Patient 2. This 15-month-old male was the third child born to nonconsanguineous healthy parents. His mother’s age at the time of conception was 34 years, and his father’s age was 45 years. The patient had an older brother with epilepsy and a sister with hydroureter and learning disability. Further, the familial history showed maternal and paternal cousins with learning disability. The patient was born at term by normal vaginal delivery, and the pregnancy had been uneventful. His birth weight was 4.5 kg. His birth length and his head circumference were not recorded. From the 3rd day after birth, he developed physiological jaundice that lasted for 15 days. He raised his head at five months, sat alone at eight months, stood with support at nine months, and walked at 13 months. He presented to us at 15 months of age. Weight, length, and head circumference were 16.5 kg (+4.2 SD), 85.5 cm (+2.5 SD), and 50 cm (+2.2 SD), respectively. His face was long with prominent forehead, antimongoloid slanting, large ears, long philtrum, high-arched palate, and pointed chin. The patient demonstrated slight generalized hypotonia and umbilical hernia.

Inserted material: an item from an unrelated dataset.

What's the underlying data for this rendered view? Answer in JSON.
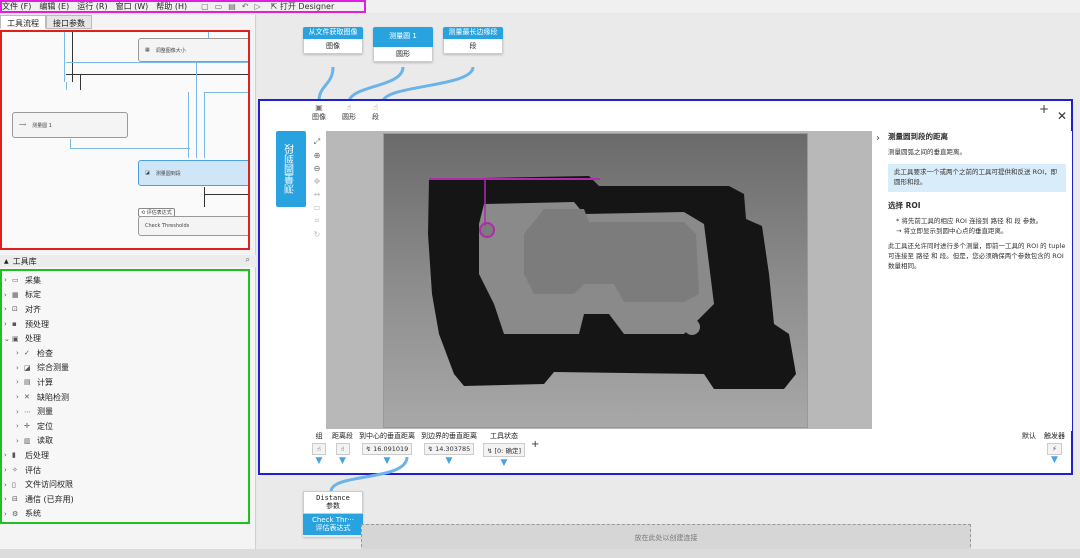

Electromyography and nerve conduction showed axonal neuropathy. Abdominal ultrasonography revealed dilatation of left renal pelvis at the pelviureteric junction. His EEG showed bilateral focal epileptogenic dysfunction. Routine blood examination, thyroid hormone levels, electrocardiogram, and ophthalmologic examination were within normal ranges. His bone age at chronological age 15 months was 32 months. His developmental quotient test was 73. Brian CT revealed brain atrophy. Unfortunately, molecular genetic analysis of NSD1 for the family was not performed.

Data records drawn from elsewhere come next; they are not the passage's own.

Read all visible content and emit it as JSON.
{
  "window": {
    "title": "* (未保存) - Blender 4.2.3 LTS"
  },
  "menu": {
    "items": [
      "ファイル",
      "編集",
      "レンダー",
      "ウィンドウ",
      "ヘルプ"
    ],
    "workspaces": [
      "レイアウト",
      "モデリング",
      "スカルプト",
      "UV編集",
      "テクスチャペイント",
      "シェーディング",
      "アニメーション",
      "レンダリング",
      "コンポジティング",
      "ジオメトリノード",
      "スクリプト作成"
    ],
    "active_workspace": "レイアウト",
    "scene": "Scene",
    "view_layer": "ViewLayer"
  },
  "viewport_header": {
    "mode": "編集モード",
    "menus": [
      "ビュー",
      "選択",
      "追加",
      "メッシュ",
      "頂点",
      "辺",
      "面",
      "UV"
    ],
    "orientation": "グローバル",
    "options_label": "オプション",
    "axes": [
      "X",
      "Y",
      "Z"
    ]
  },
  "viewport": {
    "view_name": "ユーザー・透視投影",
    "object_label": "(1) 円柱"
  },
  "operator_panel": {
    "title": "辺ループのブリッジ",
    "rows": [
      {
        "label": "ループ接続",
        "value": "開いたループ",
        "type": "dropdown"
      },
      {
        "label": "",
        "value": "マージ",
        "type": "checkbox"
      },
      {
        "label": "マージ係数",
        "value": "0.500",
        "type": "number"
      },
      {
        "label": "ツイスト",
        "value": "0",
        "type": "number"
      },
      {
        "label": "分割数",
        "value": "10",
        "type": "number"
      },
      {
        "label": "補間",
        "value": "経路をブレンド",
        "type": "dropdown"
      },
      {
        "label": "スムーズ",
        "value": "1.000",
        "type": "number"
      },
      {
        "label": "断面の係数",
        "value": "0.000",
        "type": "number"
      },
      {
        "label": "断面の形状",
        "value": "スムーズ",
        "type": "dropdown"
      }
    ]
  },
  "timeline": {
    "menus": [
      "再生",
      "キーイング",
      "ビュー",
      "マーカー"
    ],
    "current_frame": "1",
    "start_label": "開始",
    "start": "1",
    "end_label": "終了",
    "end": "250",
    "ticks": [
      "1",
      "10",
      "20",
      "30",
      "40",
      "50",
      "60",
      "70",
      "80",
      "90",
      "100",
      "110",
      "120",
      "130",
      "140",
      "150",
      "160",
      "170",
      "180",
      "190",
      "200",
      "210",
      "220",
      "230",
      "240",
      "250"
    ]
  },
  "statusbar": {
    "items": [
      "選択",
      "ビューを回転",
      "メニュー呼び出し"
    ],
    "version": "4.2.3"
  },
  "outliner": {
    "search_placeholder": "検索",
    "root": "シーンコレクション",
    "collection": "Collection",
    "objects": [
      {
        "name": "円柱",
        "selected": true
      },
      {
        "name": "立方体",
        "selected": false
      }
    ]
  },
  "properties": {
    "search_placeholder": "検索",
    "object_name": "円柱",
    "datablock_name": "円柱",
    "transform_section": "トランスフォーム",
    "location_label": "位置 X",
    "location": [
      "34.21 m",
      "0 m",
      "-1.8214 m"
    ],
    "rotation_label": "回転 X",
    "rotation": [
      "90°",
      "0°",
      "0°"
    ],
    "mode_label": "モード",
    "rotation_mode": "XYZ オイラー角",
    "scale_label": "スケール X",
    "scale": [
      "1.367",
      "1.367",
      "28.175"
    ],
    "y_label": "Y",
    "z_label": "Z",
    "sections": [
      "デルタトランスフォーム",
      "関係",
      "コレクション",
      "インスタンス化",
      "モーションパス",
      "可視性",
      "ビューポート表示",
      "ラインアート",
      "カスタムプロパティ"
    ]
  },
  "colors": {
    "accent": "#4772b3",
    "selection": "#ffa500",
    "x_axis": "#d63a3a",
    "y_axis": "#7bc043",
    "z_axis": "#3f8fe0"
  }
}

Truncating mutations, missense mutations in functional domains, partial gene deletions, or 5q35 microdeletions encompassing the entire NSD1 gene are identifiable in the majority (≥ 90%) of individuals with a classic Sotos phenotype. Protein truncation mutations are found throughout the NSD1 gene, whereas missense mutations cluster in the latter half of the gene where functional domains are located (51). The mechanism of generation and size of 5q35 microdeletions differ depending on the ethnic origin of the affected individual. Outside Japan, 5q35 microdeletions are variable in size and predominantly arise through interchromosomal rearrangements (51). In contrast, a uniform 1.9Mb microdeletion, arising through intrachromosomal rearrangements, has been identified in the majority of individuals of Japanese descent with Sotos syndrome (51; 59; 39). Low-copy repeats flanking the Sotos common deletion showed that the deletion arises through nonhomologous recombination utilizing the low-copy repeats (59). An inversion polymorphism that predisposes to the microdeletion is common in Japan and may explain the high recurrence of the 1.9Mb 5q35 microdeletion in the Japanese population, although the frequency of this inversion polymorphism outside Japan is currently not known (59). Generally, the paternal allele is preferentially deleted in the majority of cases with NSD1 microdeletions. This could be partly attributed to the greatly increased recombination rate in men compared with women at the 5q telomere. Mutational hotspots do not exist (51).
NSD1 encodes the protein nuclear receptor-binding SET domain-containing protein 1 (NSD1), also known as histone-lysine N-methyltransferase, H3 lysine-36 specific. NSD1 falls in the class of epigenetic writers, catalyzing the transfer of methyl groups to lysine residues of histone tails. More specifically, it mediates mono- and dimethylation of lysine residue 36 of histone H3 (H3K36) and, at least in vivo, of lysine residue 20 of histone H4 (H4K20) (44). NSD1 regulates transcription via interactions with H3K36 methylation and RNA polymerase II (09).
As a global epigenetic regulator, NSD1 impacts expression of a large number of genes in a manner that is likely both cell type–specific and developmental stage–specific. The precise genetic pathways by which NSD1 haploinsufficiency results in the features of Sotos syndrome are still under investigation. Several possible mechanisms have been proposed and supported by initial studies. The role of NSD1 in the pathogenesis of Sotos syndrome could be mediated through its action as a corepressor of genes that promote growth (26). It is expressed in several tissues including fetal/adult brain, kidney, skeletal muscle, spleen, and thymus, and the NSD1 protein is probably involved in the transcriptional silencing of developmentally regulated genes during embryogenesis. NSD1-mediated H3K36 methylation may also protect a subset of genes from the repressive activity of polycomb repressive complex 2 (PRC2). In Sotos syndrome, reduced NSD1 levels may, therefore, result in excessive PRC2 activity and, thus, to decreased expression of PRC2-regulated genes, a pattern that has been seen in samples from patients with Sotos syndrome (06). It has also been proposed that deregulation of the MAPK/ERK pathway in Sotos syndrome results in altered hypertrophic differentiation of NSD1-expressing chondrocytes and may be a determining factor in statural overgrowth and accelerated skeletal maturation in Sotos syndrome (57). Further, haploinsufficiency of NSD1 results in dysregulated insulin expression (19).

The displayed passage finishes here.